Since launching in October 2024, World Chain became the second-most prolific L2 for daily onchain activity, trailing only Base in transactions at its peak.
The WLD Token
WLD is both the ecosystem's currency and its most controversial element due to its supply dynamics. With a total supply of 10B tokens, only 1.53B currently circulate—that's just 16% of its full supply, meaning there remains immense potential for dilution over the next few years.
Within the ecosystem, the token plays several roles: payments within the ecosystem and on the network, onboarding incentives, and potentially a universal basic income distribution, though details here are hazy for now.

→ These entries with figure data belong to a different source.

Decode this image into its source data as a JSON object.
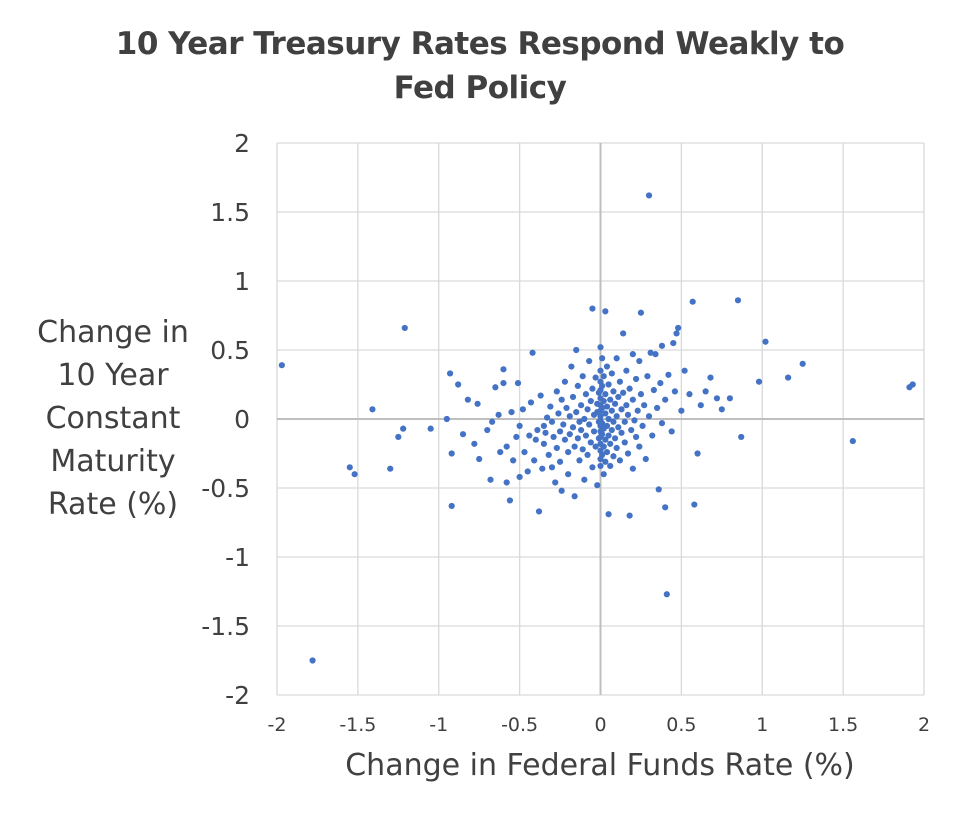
{
  "chart_data": {
    "type": "scatter",
    "title_lines": [
      "10 Year Treasury Rates Respond Weakly to",
      "Fed Policy"
    ],
    "xlabel": "Change in Federal Funds Rate (%)",
    "ylabel_lines": [
      "Change in",
      "10 Year",
      "Constant",
      "Maturity",
      "Rate (%)"
    ],
    "xlim": [
      -2,
      2
    ],
    "ylim": [
      -2,
      2
    ],
    "x_ticks": [
      "-2",
      "-1.5",
      "-1",
      "-0.5",
      "0",
      "0.5",
      "1",
      "1.5",
      "2"
    ],
    "y_ticks": [
      "2",
      "1.5",
      "1",
      "0.5",
      "0",
      "-0.5",
      "-1",
      "-1.5",
      "-2"
    ],
    "x_tick_values": [
      -2,
      -1.5,
      -1,
      -0.5,
      0,
      0.5,
      1,
      1.5,
      2
    ],
    "y_tick_values": [
      2,
      1.5,
      1,
      0.5,
      0,
      -0.5,
      -1,
      -1.5,
      -2
    ],
    "grid": true,
    "marker_color": "#4472C4",
    "points": [
      [
        -1.97,
        0.39
      ],
      [
        -1.78,
        -1.75
      ],
      [
        -1.55,
        -0.35
      ],
      [
        -1.52,
        -0.4
      ],
      [
        -1.41,
        0.07
      ],
      [
        -1.3,
        -0.36
      ],
      [
        -1.25,
        -0.13
      ],
      [
        -1.22,
        -0.07
      ],
      [
        -1.21,
        0.66
      ],
      [
        -1.05,
        -0.07
      ],
      [
        -0.95,
        0.0
      ],
      [
        -0.93,
        0.33
      ],
      [
        -0.92,
        -0.25
      ],
      [
        -0.92,
        -0.63
      ],
      [
        -0.88,
        0.25
      ],
      [
        -0.85,
        -0.11
      ],
      [
        -0.82,
        0.14
      ],
      [
        -0.78,
        -0.18
      ],
      [
        -0.76,
        0.11
      ],
      [
        -0.75,
        -0.29
      ],
      [
        -0.7,
        -0.08
      ],
      [
        -0.68,
        -0.44
      ],
      [
        -0.67,
        -0.02
      ],
      [
        -0.65,
        0.23
      ],
      [
        -0.63,
        0.03
      ],
      [
        -0.62,
        -0.24
      ],
      [
        -0.6,
        0.36
      ],
      [
        -0.6,
        0.26
      ],
      [
        -0.58,
        -0.2
      ],
      [
        -0.58,
        -0.46
      ],
      [
        -0.56,
        -0.59
      ],
      [
        -0.55,
        0.05
      ],
      [
        -0.54,
        -0.3
      ],
      [
        -0.52,
        -0.13
      ],
      [
        -0.51,
        0.26
      ],
      [
        -0.5,
        -0.42
      ],
      [
        -0.5,
        -0.05
      ],
      [
        -0.48,
        0.07
      ],
      [
        -0.47,
        -0.24
      ],
      [
        -0.45,
        -0.38
      ],
      [
        -0.44,
        -0.12
      ],
      [
        -0.43,
        0.12
      ],
      [
        -0.42,
        0.48
      ],
      [
        -0.41,
        -0.3
      ],
      [
        -0.4,
        -0.15
      ],
      [
        -0.39,
        -0.08
      ],
      [
        -0.38,
        -0.67
      ],
      [
        -0.37,
        0.17
      ],
      [
        -0.36,
        -0.36
      ],
      [
        -0.35,
        -0.05
      ],
      [
        -0.35,
        -0.18
      ],
      [
        -0.34,
        -0.1
      ],
      [
        -0.33,
        0.01
      ],
      [
        -0.32,
        -0.26
      ],
      [
        -0.31,
        0.09
      ],
      [
        -0.3,
        -0.35
      ],
      [
        -0.3,
        -0.02
      ],
      [
        -0.29,
        -0.13
      ],
      [
        -0.28,
        -0.46
      ],
      [
        -0.27,
        0.2
      ],
      [
        -0.27,
        -0.21
      ],
      [
        -0.26,
        0.04
      ],
      [
        -0.25,
        -0.09
      ],
      [
        -0.25,
        -0.31
      ],
      [
        -0.24,
        -0.52
      ],
      [
        -0.24,
        0.14
      ],
      [
        -0.23,
        -0.04
      ],
      [
        -0.22,
        -0.15
      ],
      [
        -0.22,
        0.27
      ],
      [
        -0.21,
        0.08
      ],
      [
        -0.2,
        -0.24
      ],
      [
        -0.2,
        -0.4
      ],
      [
        -0.19,
        0.02
      ],
      [
        -0.19,
        -0.11
      ],
      [
        -0.18,
        0.38
      ],
      [
        -0.17,
        -0.06
      ],
      [
        -0.17,
        0.16
      ],
      [
        -0.16,
        -0.2
      ],
      [
        -0.16,
        -0.56
      ],
      [
        -0.15,
        0.05
      ],
      [
        -0.15,
        0.5
      ],
      [
        -0.14,
        -0.14
      ],
      [
        -0.14,
        0.24
      ],
      [
        -0.13,
        -0.02
      ],
      [
        -0.13,
        -0.3
      ],
      [
        -0.12,
        0.1
      ],
      [
        -0.12,
        -0.08
      ],
      [
        -0.11,
        0.31
      ],
      [
        -0.11,
        -0.22
      ],
      [
        -0.1,
        0.0
      ],
      [
        -0.1,
        -0.44
      ],
      [
        -0.09,
        0.18
      ],
      [
        -0.09,
        -0.12
      ],
      [
        -0.08,
        0.07
      ],
      [
        -0.08,
        -0.26
      ],
      [
        -0.07,
        0.42
      ],
      [
        -0.07,
        -0.04
      ],
      [
        -0.06,
        0.13
      ],
      [
        -0.06,
        -0.17
      ],
      [
        -0.05,
        0.22
      ],
      [
        -0.05,
        -0.35
      ],
      [
        -0.05,
        0.8
      ],
      [
        -0.04,
        0.03
      ],
      [
        -0.04,
        -0.09
      ],
      [
        -0.03,
        0.3
      ],
      [
        -0.03,
        -0.2
      ],
      [
        -0.02,
        0.11
      ],
      [
        -0.02,
        -0.48
      ],
      [
        -0.02,
        0.05
      ],
      [
        -0.01,
        -0.02
      ],
      [
        -0.01,
        0.19
      ],
      [
        -0.01,
        -0.14
      ],
      [
        0.0,
        0.52
      ],
      [
        0.0,
        0.35
      ],
      [
        0.0,
        0.27
      ],
      [
        0.0,
        0.21
      ],
      [
        0.0,
        0.15
      ],
      [
        0.0,
        0.1
      ],
      [
        0.0,
        0.06
      ],
      [
        0.0,
        0.02
      ],
      [
        0.0,
        -0.01
      ],
      [
        0.0,
        -0.05
      ],
      [
        0.0,
        -0.09
      ],
      [
        0.0,
        -0.13
      ],
      [
        0.0,
        -0.18
      ],
      [
        0.0,
        -0.23
      ],
      [
        0.0,
        -0.29
      ],
      [
        0.0,
        -0.34
      ],
      [
        0.01,
        0.44
      ],
      [
        0.01,
        0.24
      ],
      [
        0.01,
        0.08
      ],
      [
        0.01,
        -0.03
      ],
      [
        0.01,
        -0.11
      ],
      [
        0.01,
        -0.26
      ],
      [
        0.02,
        0.31
      ],
      [
        0.02,
        0.13
      ],
      [
        0.02,
        -0.07
      ],
      [
        0.02,
        -0.2
      ],
      [
        0.02,
        -0.4
      ],
      [
        0.03,
        0.18
      ],
      [
        0.03,
        0.04
      ],
      [
        0.03,
        -0.15
      ],
      [
        0.03,
        -0.31
      ],
      [
        0.03,
        0.78
      ],
      [
        0.04,
        0.38
      ],
      [
        0.04,
        0.09
      ],
      [
        0.04,
        -0.05
      ],
      [
        0.04,
        -0.24
      ],
      [
        0.05,
        0.25
      ],
      [
        0.05,
        0.0
      ],
      [
        0.05,
        -0.12
      ],
      [
        0.05,
        -0.69
      ],
      [
        0.06,
        0.14
      ],
      [
        0.06,
        -0.18
      ],
      [
        0.06,
        -0.34
      ],
      [
        0.07,
        0.06
      ],
      [
        0.07,
        -0.08
      ],
      [
        0.07,
        0.33
      ],
      [
        0.08,
        0.2
      ],
      [
        0.08,
        -0.02
      ],
      [
        0.08,
        -0.27
      ],
      [
        0.09,
        0.11
      ],
      [
        0.09,
        -0.14
      ],
      [
        0.1,
        0.02
      ],
      [
        0.1,
        -0.21
      ],
      [
        0.1,
        0.44
      ],
      [
        0.11,
        0.16
      ],
      [
        0.11,
        -0.06
      ],
      [
        0.12,
        0.27
      ],
      [
        0.12,
        -0.3
      ],
      [
        0.13,
        0.07
      ],
      [
        0.13,
        -0.1
      ],
      [
        0.14,
        0.62
      ],
      [
        0.14,
        0.19
      ],
      [
        0.15,
        -0.02
      ],
      [
        0.15,
        -0.17
      ],
      [
        0.16,
        0.35
      ],
      [
        0.16,
        0.1
      ],
      [
        0.17,
        -0.25
      ],
      [
        0.17,
        0.03
      ],
      [
        0.18,
        0.22
      ],
      [
        0.18,
        -0.7
      ],
      [
        0.19,
        -0.08
      ],
      [
        0.2,
        0.47
      ],
      [
        0.2,
        0.14
      ],
      [
        0.2,
        -0.36
      ],
      [
        0.21,
        -0.01
      ],
      [
        0.22,
        0.29
      ],
      [
        0.22,
        -0.13
      ],
      [
        0.23,
        0.06
      ],
      [
        0.24,
        0.42
      ],
      [
        0.24,
        -0.2
      ],
      [
        0.25,
        0.77
      ],
      [
        0.25,
        0.18
      ],
      [
        0.26,
        -0.05
      ],
      [
        0.27,
        0.1
      ],
      [
        0.28,
        -0.29
      ],
      [
        0.29,
        0.31
      ],
      [
        0.3,
        1.62
      ],
      [
        0.3,
        0.02
      ],
      [
        0.31,
        0.48
      ],
      [
        0.32,
        -0.12
      ],
      [
        0.33,
        0.21
      ],
      [
        0.34,
        0.47
      ],
      [
        0.35,
        0.08
      ],
      [
        0.36,
        -0.51
      ],
      [
        0.37,
        0.26
      ],
      [
        0.38,
        0.53
      ],
      [
        0.38,
        -0.03
      ],
      [
        0.4,
        0.14
      ],
      [
        0.4,
        -0.64
      ],
      [
        0.41,
        -1.27
      ],
      [
        0.42,
        0.32
      ],
      [
        0.44,
        -0.09
      ],
      [
        0.45,
        0.55
      ],
      [
        0.46,
        0.2
      ],
      [
        0.47,
        0.62
      ],
      [
        0.48,
        0.66
      ],
      [
        0.5,
        0.06
      ],
      [
        0.52,
        0.35
      ],
      [
        0.55,
        0.18
      ],
      [
        0.57,
        0.85
      ],
      [
        0.58,
        -0.62
      ],
      [
        0.6,
        -0.25
      ],
      [
        0.62,
        0.1
      ],
      [
        0.65,
        0.2
      ],
      [
        0.68,
        0.3
      ],
      [
        0.72,
        0.15
      ],
      [
        0.75,
        0.07
      ],
      [
        0.8,
        0.15
      ],
      [
        0.85,
        0.86
      ],
      [
        0.87,
        -0.13
      ],
      [
        0.98,
        0.27
      ],
      [
        1.02,
        0.56
      ],
      [
        1.16,
        0.3
      ],
      [
        1.25,
        0.4
      ],
      [
        1.56,
        -0.16
      ],
      [
        1.91,
        0.23
      ],
      [
        1.93,
        0.25
      ]
    ]
  }
}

Beyond this, it’s continually been viewed as a speculative proxy for Altman's broader AI empire—the only liquid bet available at the moment as OpenAI remains a private company.
📱 Strategic Positioning: OpenAI's Missing Layer
Across the broader AI landscape, companies are racing to build full-stack ecosystems. Meta is weaving AI into WhatsApp and Instagram, X has embedded Grok, Perplexity launched a Telegram bot, etc.
These moves are all about capturing more user data—but they lack a method for verifying the data they receive comes from real humans.
If OpenAI is indeed developing a new social platform, integrating World ID would give it that missing layer, allowing clear distinction between humans and bots, while also embedding the other layers of World’s stack to make it more like a super app than just another social media network.
- World Chain would provide the infrastructure for peer-to-peer payments, app-level incentives, and tokenized interactions.
- This would all be accessible through the World App, which would serve as the frontend and enable a Farcaster-like experience with hundreds of mini apps.
- And ultimately this would all be powered around and incentivized by WLD, while providing OpenAI clean, human-verified data to train on.
Zooming out, OpenAI’s upcoming social network presents a clear need: how to ensure the users generating training data are real humans, not bots or synthetic agents.
With World offering a direct solution—World ID for verification, World Chain for payments and onchain coordination, World App as the interface, and WLD to align incentives—we may finally get an answer to just how Altman’s two projects will intersect.
For the network, World would not just be a feature layer—it’d form a vertically integrated system that could turn OpenAI’s platform into a fully authenticated, monetized, and data-clean environment.
But that same alignment is also where the discomfort lies. The idea of one founder or company controlling identity, AI, and economic infrastructure raises legitimate questions about privacy, governance, and centralization.
Still, in a competitive race to build social platforms optimized for AI, World is uniquely positioned to solve one of the hardest problems here: proving that users are actually human.